A court would ordinarily regard a website that enables speech and discourages, even though it does not police or prevent, defamatory speech, as carrying out an important social function, which should not be too easily burdened. Such a website enables the best answer to bad speech which is more speech. A court is likely to look rather differently at a site if it regards it as setting itself up as a haven for defamation. If a court were to conclude that a website operator effectively invited users to make defamatory comments as part of its business model, then a court would be far more likely to impose liability, and also to order the site operators to disclose the identity of certain users. To do so it would have to exercise jurisdiction over the site.
To decide whether it should exercise jurisdiction over a site a court would ask itself whether it is the appropriate venue to decide the legal question, and whether it could make its decision effective. Where a site is registered in Russia a South African court is not able to order the domain name registrar to disclose information on the site operator, nor to order that the domain be close down. If website operates a bank account in South Africa however a court could order that the account be attached to enable the court to enforce any judgement that it might make about the website.

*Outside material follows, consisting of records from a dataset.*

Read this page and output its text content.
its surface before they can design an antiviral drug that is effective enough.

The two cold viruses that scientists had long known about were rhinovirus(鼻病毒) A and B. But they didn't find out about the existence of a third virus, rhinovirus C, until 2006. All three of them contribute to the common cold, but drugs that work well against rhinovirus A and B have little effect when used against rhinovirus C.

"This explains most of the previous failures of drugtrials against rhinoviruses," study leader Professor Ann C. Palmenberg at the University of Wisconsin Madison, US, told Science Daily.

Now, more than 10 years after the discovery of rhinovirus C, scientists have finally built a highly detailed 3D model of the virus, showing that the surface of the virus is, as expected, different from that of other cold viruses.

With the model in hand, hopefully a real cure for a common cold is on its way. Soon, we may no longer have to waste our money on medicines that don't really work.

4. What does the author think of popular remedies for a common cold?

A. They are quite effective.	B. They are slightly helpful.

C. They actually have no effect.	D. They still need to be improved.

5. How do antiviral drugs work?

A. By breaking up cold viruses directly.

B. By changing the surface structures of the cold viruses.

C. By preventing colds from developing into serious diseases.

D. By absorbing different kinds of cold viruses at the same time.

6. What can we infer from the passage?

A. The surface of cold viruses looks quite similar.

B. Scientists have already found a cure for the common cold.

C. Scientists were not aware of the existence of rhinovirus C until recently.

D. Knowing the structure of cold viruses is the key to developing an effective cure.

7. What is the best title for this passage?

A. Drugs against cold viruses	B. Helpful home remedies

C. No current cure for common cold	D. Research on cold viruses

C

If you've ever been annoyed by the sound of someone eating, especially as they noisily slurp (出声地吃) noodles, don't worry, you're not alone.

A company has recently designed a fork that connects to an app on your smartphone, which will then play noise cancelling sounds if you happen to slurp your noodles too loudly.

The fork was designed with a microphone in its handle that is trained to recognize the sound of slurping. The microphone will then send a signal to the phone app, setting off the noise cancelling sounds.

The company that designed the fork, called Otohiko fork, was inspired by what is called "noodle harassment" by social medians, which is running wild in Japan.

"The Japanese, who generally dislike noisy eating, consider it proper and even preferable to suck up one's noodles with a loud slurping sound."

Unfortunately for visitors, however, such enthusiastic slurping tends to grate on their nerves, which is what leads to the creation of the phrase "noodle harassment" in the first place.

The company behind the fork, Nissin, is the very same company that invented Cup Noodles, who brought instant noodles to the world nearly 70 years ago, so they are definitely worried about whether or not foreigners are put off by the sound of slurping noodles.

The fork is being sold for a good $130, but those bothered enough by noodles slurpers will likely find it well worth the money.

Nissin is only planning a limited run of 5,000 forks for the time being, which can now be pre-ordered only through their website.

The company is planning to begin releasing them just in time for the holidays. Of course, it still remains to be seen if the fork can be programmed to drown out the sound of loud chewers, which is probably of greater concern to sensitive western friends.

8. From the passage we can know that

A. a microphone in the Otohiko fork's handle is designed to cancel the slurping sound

Would a South African court be the appropriate venue to decide the question of defamation. One test which Australian courts have used, and which has been roundly criticized is to ask whether the defamatory comments are can be read in the jurisdiction where the complainant is based (or decides to make a claim). If they are then “publication” has taken place in that jurisdiction, and the court can decide defamation. The results are obviously absurd, every time that every person who makes something available on the Internet does so, she would be subject to 149+ competing and conflicting rules about whether what she made available was defamatory.
There is a far better rule which would yield far more appropriate results. A court could ask within which community a particular communication is made. If that community is within the jurisdiction of the court then the court should exercise jurisdiction. This test is symmetrical with another test which the court must apply in deciding whether a statement is defamatory at all. In deciding whether a statement is defamatory in South African law a court must consider within which community a particular communication is made, and whether the statement would tender to lower the person about whom the statement is made in the eyes of the right thinking members of that community. How would this test work in respect of the allegations in the Sowetan?
Although the site is registered in Russia, the use of South African province and place names, colleges and universities and churches leads easily to the conclusion that the intended recipients of any communication is in South Africa. Indeed it may be possible to locate an even more specific community as intended recipients of a communication as those in a particular town or church or on a particular campus. A South African court would thus be entitled to decide a defamation claim for such site, provided it has a means of enforcing its judgment. A South African court could do so without invoking the assured Australian precedent.